Mengapa Bullying atau Perundungan terjadi di Sekolah?

Mengapa Bullying atau Perundungan terjadi di sekolah?a





IndoPositive.org — 
Kasus bullying di sekolah ini bisa saja terjadi di semua jenjang pendidikan, mulai dari pendidikan dasar hingga pendidikan tinggi. Pembagian jenjang pendidikan di Indonesia diatur dalam Undang-Undang Nomor 20 Tahun 2003 Tentang Sistem Pendidikan Nasional, khususnya pada Bab IV pasal 14 menyebutkan bahwa jenjang pendidikan formal yang berlaku di Indonesia terdiri dari pendidikan dasar yang mencakup tingkat Sekolah Dasar (SD) dan tingkat Sekolah Menengah Pertama (SMP), lalu pendidikan menengah yang mencakup Sekolah Menengah Atas (SMA) ataupun Kejuruan, dan terakhir pendidikan tinggi yang mencakup tingkat Diploma, Strata Satu, dan seterusnya.

Terjadinya bullying di sekolah merupakan suatu proses dinamika kelompok, di mana ada pembagian-pembagian peran. Peran-peran tersebut adalah: Bully, Asisten Bully, Reinforcer, Victim, Defender dan Outsider

Bully, yaitu siswa yang dikategorikan sebagai pemimpin, yang berinisiatif dan aktif terlibat dalam perilaku bullying. 

Asisten bully, juga terlibat aktif dalam perilaku bullying, namun ia cenderung tergantung atau mengikuti perintah bully. 

Reinforcer adalah mereka yang ada ketika kejadian bullying terjadi, ikut menyaksikan, mentertawakan korban, memprovokasi bully, mengajak siswa lain untuk menonton dan sebagainya. 

Outsider adalah orang-orang tahu bahwa hal itu terjadi, namun tidak melakukan apapun, seolah-olah tidak peduli. 

Selain itu hal ini terjadi juga karena bully juga tidak mendapatkan konsekuensi negatif dari pihak guru atau sekolah, maka dari sudut teori belajar, bully mendapatkan reward atau penguatan dari perilakunya. Pelaku bully akan mempersepsikan bahwa perilakunya justru mendapatkan pembenaran bahkan memberinya identitas sosial yang membanggakan. 

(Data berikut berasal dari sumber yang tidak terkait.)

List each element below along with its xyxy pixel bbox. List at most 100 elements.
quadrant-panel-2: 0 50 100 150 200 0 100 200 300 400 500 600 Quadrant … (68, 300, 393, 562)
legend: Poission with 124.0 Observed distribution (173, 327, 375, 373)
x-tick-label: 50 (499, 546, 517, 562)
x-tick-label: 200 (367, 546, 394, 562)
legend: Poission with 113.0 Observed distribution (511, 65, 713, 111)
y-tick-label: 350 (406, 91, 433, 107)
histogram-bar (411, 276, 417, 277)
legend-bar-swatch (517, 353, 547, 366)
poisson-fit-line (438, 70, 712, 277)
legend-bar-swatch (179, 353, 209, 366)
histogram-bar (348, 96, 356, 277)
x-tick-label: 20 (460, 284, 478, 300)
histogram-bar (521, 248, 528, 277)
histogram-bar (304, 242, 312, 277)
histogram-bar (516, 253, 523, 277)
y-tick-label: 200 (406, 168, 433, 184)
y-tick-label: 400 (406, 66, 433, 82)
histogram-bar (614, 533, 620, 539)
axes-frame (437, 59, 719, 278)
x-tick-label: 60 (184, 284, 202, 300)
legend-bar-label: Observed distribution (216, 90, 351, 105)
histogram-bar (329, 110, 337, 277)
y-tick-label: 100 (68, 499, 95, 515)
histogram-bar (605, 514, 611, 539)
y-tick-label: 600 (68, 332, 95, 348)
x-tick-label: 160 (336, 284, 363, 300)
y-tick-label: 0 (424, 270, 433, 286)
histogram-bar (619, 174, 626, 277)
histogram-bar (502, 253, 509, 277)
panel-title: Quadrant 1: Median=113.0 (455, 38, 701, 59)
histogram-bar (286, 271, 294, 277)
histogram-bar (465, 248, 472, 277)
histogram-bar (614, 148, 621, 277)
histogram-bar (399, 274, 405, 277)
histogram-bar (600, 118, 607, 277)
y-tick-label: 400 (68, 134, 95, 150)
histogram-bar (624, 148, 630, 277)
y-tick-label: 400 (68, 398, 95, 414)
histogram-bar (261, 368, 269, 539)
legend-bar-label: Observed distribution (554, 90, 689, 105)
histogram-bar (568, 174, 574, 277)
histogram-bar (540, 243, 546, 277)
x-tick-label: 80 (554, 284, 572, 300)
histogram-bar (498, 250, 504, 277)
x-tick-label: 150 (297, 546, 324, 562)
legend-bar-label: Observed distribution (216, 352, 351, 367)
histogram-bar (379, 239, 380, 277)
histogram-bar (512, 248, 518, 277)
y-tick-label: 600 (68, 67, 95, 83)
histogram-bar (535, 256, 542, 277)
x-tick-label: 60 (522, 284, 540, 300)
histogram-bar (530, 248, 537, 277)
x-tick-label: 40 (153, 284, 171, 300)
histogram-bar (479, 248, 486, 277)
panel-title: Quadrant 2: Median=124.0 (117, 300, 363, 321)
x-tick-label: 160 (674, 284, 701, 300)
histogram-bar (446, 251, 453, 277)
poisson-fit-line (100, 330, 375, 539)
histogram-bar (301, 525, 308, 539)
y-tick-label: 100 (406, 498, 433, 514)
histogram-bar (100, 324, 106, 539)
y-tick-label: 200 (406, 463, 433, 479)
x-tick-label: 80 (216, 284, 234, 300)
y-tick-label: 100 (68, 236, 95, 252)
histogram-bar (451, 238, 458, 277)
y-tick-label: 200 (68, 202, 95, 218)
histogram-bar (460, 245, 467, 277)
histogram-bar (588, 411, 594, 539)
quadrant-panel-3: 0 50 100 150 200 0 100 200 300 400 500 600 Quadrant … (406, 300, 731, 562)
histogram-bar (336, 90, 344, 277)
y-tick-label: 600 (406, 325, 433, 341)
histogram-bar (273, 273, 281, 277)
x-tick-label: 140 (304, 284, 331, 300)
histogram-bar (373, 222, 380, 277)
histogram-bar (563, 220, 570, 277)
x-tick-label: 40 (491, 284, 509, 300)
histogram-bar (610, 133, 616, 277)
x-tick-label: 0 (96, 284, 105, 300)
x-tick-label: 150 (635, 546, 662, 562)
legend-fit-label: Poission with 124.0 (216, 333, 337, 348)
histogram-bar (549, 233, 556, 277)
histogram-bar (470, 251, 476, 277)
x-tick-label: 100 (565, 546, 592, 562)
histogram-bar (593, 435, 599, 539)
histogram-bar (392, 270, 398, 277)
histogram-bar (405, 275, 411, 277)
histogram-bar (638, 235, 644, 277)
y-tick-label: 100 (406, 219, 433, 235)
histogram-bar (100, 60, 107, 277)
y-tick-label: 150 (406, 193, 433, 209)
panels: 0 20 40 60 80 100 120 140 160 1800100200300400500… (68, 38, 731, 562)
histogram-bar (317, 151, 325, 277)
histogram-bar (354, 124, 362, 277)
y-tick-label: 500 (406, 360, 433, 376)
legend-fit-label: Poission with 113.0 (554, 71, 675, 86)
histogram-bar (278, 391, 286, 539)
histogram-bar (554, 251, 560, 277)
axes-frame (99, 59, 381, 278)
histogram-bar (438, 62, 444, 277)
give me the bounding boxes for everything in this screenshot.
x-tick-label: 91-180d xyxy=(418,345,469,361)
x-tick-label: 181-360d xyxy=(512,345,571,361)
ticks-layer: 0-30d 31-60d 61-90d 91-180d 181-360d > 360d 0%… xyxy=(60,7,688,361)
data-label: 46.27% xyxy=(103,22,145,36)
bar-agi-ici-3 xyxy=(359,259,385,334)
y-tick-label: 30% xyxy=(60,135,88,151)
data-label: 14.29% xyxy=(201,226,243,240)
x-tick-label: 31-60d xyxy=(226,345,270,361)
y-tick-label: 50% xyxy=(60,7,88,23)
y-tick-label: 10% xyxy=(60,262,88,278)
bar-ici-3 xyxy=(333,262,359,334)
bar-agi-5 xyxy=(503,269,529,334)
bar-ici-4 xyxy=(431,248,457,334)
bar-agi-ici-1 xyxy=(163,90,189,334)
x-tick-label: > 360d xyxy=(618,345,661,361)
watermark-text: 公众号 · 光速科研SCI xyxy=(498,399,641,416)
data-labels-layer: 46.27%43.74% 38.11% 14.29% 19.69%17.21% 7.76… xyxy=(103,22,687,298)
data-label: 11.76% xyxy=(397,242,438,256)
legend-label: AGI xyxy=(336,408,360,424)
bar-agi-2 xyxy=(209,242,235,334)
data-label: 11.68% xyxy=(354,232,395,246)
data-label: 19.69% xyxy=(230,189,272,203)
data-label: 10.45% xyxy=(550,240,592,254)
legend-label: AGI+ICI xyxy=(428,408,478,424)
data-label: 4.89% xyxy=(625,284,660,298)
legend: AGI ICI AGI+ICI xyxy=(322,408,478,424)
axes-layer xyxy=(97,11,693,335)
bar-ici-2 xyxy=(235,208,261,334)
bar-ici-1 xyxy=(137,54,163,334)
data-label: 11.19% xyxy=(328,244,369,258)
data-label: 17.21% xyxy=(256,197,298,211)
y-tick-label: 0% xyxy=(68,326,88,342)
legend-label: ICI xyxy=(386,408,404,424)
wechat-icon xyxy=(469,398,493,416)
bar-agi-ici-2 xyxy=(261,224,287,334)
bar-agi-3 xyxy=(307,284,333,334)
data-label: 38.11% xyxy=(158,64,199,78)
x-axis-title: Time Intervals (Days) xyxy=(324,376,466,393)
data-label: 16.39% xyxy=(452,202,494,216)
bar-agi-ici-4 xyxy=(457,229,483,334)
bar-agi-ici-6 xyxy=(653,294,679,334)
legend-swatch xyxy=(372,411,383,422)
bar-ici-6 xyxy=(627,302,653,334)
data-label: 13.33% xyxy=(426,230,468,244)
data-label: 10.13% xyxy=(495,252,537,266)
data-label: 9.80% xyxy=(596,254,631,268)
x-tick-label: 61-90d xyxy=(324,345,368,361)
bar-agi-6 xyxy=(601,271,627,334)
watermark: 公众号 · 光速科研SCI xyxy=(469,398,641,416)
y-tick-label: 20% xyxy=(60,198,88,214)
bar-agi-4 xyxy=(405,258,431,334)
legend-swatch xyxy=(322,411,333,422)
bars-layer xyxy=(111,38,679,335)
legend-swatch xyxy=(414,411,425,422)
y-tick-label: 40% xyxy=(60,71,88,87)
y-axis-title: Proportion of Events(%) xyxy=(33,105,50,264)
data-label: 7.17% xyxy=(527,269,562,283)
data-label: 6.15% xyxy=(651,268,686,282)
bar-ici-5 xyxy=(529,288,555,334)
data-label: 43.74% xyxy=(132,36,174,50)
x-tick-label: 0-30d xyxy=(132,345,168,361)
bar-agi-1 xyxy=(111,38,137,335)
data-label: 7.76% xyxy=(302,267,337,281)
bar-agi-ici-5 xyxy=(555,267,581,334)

Pihak-pihak Outsider, seperti misalnya guru, murid, orang-orang yang bekerja di sekolah, orangtua, walaupun mereka mengetahuinya akan tetapi tidak melaporkan, tidak mencegah dan hanya membiarkan saja tradisi ini berjalan karena merasa bahwa hal ini wajar, sebenarnya juga ikut berperan mempertahankan terjadinya bullying di sekolah-sekolah. Dengan berjalannya waktu, pada saat korban merasa naik status sosialnya (karena naik kelas) dan telah "dibebaskan melalui kegiatan inisiasi informal" oleh kelompok bully, terjadilah perputaran peran. Korban berubah menjadi bully, asisten atau reinforcer untuk melampiaskan dendamnya.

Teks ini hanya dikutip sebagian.